Abgabenordnung (AO) vom 16. März 1976
[28. August 2002]
1§ 324. Dinglicher Arrest.
(1) [1] Zur Sicherung der Vollstreckung von Geldforderungen nach den §§ 249 bis 323 kann die für die Steuerfestsetzung zuständige Finanzbehörde den Arrest in das bewegliche oder unbewegliche Vermögen anordnen, wenn zu befürchten ist, daß sonst die Beitreibung vereitelt oder wesentlich erschwert wird. [2] Sie kann den Arrest auch dann anordnen, wenn die Forderung noch nicht zahlenmäßig feststeht oder wenn sie bedingt oder betagt ist. [3] In der Arrestanordnung ist ein Geldbetrag zu bestimmen, bei dessen Hinterlegung die Vollziehung des Arrestes gehemmt und der vollzogene Arrest aufzuheben ist.

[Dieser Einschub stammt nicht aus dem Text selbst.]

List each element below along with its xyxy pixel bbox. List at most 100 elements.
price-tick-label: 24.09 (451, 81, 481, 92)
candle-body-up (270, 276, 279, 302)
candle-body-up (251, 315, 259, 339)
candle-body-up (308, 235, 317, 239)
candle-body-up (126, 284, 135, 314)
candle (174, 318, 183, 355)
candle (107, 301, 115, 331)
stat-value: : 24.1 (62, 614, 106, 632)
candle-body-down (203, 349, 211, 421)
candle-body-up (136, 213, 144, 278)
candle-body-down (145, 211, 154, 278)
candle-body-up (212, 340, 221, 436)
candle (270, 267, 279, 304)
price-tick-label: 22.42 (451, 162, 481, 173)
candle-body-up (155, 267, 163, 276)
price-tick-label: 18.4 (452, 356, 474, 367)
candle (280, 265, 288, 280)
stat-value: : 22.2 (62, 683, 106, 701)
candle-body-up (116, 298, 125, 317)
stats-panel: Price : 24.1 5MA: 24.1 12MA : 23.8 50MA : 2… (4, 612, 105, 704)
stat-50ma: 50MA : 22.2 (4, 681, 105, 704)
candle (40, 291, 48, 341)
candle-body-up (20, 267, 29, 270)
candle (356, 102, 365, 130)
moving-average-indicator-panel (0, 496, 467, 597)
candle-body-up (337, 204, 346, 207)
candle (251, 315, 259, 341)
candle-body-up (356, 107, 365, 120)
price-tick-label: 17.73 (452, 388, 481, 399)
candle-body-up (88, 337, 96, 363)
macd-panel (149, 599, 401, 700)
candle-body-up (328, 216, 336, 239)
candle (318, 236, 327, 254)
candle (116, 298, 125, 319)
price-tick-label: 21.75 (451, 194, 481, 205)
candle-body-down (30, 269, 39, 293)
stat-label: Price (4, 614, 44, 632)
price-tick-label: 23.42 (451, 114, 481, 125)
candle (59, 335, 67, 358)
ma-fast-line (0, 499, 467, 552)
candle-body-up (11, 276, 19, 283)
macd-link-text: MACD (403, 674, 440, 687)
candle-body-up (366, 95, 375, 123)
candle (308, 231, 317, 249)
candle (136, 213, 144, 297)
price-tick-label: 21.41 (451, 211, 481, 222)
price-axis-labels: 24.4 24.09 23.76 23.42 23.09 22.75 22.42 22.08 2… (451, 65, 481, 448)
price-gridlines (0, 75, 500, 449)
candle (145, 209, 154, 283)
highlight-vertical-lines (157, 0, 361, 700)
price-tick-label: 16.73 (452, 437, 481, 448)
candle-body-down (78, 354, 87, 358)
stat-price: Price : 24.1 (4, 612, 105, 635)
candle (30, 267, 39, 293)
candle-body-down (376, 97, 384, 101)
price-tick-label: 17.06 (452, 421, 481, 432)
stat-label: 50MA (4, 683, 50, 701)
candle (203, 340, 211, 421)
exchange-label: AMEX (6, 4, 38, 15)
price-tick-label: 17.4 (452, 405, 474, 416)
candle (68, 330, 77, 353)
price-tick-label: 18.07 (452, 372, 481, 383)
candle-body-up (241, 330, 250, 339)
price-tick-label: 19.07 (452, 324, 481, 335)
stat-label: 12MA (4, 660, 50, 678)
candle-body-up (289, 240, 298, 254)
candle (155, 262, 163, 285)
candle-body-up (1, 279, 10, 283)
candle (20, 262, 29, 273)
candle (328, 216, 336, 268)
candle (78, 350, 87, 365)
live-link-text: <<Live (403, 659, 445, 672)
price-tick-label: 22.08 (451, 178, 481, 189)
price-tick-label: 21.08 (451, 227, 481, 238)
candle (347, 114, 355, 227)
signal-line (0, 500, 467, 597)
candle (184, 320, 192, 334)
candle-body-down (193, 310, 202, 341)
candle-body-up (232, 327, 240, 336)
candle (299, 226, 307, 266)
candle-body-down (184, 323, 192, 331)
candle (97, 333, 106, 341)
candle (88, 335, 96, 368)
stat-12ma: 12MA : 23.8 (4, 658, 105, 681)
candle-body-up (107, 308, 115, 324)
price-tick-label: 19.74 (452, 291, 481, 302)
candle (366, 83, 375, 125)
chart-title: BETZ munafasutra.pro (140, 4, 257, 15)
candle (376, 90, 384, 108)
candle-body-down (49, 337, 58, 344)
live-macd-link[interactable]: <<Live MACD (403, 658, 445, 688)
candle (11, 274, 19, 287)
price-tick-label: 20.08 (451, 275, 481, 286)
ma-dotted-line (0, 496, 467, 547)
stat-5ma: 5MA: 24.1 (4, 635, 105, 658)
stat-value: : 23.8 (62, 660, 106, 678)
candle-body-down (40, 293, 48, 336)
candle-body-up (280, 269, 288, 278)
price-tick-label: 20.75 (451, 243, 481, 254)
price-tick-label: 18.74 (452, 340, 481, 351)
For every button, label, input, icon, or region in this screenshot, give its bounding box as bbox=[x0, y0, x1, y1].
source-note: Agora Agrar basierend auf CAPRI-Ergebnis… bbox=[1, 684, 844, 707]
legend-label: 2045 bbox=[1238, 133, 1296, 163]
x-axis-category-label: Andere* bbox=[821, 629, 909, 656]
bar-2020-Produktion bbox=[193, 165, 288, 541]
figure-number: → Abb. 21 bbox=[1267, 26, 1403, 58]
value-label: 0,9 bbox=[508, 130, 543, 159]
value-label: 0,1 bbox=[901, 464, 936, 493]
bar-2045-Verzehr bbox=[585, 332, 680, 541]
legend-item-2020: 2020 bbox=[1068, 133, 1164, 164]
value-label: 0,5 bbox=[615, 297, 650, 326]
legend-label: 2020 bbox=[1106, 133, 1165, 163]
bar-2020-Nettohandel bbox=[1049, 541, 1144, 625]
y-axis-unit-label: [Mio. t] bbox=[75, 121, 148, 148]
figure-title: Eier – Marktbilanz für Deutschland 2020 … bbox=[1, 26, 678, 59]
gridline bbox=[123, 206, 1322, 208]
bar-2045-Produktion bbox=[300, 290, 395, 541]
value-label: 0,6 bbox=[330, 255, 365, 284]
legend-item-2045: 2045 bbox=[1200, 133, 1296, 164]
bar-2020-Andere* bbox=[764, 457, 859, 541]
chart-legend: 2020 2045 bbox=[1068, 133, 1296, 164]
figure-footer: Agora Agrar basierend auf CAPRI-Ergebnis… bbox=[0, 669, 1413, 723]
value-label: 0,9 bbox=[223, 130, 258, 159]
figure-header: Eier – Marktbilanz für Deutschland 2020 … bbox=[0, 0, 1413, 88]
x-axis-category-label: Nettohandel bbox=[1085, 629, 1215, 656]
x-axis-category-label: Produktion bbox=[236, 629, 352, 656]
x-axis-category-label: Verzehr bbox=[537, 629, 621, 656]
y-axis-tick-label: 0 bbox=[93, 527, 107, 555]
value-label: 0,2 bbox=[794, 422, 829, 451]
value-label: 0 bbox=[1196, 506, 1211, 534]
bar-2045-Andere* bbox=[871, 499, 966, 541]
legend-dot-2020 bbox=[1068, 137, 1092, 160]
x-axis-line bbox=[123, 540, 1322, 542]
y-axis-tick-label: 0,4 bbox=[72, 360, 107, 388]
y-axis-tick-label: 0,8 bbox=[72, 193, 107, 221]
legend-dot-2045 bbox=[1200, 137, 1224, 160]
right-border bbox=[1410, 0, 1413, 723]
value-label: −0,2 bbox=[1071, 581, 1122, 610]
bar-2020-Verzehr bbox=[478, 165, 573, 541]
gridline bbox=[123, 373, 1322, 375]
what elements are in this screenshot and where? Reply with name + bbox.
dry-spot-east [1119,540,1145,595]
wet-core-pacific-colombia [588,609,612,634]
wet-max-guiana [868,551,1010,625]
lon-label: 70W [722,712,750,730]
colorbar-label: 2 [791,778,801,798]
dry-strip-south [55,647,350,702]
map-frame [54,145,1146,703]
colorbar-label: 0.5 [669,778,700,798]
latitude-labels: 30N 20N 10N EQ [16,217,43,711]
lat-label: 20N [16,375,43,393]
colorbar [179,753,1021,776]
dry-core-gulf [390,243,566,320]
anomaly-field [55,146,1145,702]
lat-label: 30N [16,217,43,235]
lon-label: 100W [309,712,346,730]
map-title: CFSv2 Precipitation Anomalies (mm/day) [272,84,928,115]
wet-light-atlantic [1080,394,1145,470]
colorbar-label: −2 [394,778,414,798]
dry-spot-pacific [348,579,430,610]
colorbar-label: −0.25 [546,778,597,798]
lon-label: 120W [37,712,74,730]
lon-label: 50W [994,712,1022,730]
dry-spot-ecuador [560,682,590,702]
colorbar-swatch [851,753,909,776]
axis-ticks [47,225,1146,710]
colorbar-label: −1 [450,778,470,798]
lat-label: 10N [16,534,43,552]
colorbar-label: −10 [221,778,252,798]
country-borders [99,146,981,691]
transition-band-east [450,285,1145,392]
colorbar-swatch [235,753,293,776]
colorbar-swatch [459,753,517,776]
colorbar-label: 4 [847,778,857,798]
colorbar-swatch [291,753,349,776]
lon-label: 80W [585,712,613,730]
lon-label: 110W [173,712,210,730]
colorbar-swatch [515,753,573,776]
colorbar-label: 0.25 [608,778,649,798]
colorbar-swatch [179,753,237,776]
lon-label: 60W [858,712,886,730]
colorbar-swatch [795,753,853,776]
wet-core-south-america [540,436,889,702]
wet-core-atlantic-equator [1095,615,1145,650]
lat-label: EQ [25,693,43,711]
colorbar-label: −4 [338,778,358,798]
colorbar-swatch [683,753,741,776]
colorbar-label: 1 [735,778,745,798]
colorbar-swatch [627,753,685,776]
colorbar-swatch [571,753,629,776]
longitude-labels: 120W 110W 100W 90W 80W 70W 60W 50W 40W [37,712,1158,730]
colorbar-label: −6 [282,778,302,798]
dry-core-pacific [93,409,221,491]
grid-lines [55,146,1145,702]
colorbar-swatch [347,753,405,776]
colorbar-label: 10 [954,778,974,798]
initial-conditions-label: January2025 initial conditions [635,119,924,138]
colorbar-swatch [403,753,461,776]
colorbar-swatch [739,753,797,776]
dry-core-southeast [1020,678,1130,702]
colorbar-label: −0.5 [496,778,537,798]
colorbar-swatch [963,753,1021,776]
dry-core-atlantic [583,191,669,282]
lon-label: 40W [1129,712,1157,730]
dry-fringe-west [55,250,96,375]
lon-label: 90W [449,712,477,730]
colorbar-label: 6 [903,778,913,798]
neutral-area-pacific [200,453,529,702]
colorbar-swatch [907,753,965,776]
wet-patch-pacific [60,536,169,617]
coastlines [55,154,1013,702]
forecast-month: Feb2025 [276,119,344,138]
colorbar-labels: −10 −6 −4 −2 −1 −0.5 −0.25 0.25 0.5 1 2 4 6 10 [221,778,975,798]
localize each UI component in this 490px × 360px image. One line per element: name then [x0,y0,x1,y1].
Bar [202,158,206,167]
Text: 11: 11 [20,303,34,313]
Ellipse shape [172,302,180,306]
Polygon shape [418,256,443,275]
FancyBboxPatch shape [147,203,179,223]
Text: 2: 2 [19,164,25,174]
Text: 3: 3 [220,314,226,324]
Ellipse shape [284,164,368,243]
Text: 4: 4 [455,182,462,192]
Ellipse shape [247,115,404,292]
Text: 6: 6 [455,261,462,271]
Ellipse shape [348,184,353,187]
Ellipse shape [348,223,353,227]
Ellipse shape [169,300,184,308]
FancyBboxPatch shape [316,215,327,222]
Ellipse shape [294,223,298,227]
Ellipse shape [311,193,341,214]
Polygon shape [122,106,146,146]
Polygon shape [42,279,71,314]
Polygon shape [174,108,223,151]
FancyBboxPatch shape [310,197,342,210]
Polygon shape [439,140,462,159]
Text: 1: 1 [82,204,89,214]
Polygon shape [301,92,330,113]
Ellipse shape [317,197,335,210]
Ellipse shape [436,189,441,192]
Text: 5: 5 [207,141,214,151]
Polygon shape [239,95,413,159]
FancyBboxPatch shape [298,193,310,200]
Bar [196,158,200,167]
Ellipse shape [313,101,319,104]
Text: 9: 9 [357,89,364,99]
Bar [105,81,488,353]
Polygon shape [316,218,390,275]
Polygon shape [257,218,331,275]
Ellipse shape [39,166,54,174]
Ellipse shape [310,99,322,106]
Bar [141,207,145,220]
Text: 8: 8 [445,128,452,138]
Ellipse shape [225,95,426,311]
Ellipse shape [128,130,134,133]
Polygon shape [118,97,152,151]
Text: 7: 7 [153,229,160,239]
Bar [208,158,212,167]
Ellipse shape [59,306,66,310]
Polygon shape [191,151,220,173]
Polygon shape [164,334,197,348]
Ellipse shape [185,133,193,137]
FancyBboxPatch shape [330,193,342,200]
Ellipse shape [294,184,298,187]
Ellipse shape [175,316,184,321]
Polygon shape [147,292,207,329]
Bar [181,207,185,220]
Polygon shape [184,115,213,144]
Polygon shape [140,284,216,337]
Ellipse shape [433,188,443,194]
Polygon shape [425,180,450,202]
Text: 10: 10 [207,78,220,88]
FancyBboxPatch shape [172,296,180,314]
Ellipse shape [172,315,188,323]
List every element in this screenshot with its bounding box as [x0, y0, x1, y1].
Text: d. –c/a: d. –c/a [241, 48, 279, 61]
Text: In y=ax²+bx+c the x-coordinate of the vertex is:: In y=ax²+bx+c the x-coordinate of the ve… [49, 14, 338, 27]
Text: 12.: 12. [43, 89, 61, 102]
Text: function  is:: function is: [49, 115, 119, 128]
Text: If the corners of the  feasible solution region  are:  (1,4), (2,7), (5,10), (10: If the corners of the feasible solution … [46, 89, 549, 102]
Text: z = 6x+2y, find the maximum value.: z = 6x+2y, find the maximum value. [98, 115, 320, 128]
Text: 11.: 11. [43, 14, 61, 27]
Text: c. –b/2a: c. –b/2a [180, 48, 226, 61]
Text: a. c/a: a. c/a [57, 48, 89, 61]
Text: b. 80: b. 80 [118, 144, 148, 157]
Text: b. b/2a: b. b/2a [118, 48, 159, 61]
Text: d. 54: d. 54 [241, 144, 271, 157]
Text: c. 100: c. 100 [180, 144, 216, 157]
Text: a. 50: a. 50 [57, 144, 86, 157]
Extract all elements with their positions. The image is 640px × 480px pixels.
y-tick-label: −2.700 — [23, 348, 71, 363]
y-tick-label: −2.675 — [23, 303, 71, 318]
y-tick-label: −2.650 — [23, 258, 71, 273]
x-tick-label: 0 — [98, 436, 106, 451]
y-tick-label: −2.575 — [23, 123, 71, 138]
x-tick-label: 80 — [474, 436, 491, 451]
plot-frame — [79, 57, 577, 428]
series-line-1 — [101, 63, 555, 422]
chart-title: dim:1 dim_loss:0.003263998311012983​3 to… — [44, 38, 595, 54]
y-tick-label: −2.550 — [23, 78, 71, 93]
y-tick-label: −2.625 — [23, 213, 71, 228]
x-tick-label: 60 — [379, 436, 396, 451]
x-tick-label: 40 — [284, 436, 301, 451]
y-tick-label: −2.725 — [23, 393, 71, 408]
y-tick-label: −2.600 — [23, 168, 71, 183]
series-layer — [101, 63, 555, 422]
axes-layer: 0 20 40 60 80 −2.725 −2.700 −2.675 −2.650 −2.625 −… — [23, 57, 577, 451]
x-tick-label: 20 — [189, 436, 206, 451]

(2) [1] Die Arrestanordnung ist zuzustellen. [2] Sie muß begründet und von dem anordnenden Bediensteten unterschrieben sein. 2[3] Die elektronische Form ist ausgeschlossen.
(3) [1] Die Vollziehung der Arrestanordnung ist unzulässig, wenn seit dem Tag, an dem die Anordnung unterzeichnet worden ist, ein Monat verstrichen ist. [2] Die Vollziehung ist auch schon vor der Zustellung an den Arrestschuldner zulässig, sie ist jedoch ohne Wirkung, wenn die Zustellung nicht innerhalb einer Woche nach der Vollziehung und innerhalb eines Monats seit der Unterzeichnung erfolgt. [3] Bei Zustellung im Ausland und öffentlicher Zustellung gilt § 169 Abs. 1 Satz 3 entsprechend. [4] Auf die Vollziehung des Arrestes finden die §§ 930 bis 932 der Zivilprozeßordnung sowie § 99 Abs. 2 und § 106 Abs. 1, 3 und 5 des Gesetzes über Rechte an Luftfahrzeugen entsprechende Anwendung; an die Stelle des Arrestgerichts und des Vollstreckungsgerichts tritt die Vollstreckungsbehörde, an die Stelle des Gerichtsvollziehers der Vollziehungsbeamte. [5] Soweit auf die Vorschriften über die Pfändung verwiesen wird, sind die entsprechenden Vorschriften dieses Gesetzes anzuwenden.
Anmerkungen:
1. 1. Januar 1977: § 415 Abs. 1 des Gesetzes vom 16. März 1976, Artt. 10 Nr. 1, 20 Abs. 1 des Gesetzes vom 13. Dezember 2006.
2. 28. August 2002: Artt. 4 Nr. 16, 74 Abs. 1 des Gesetzes vom 21. August 2002.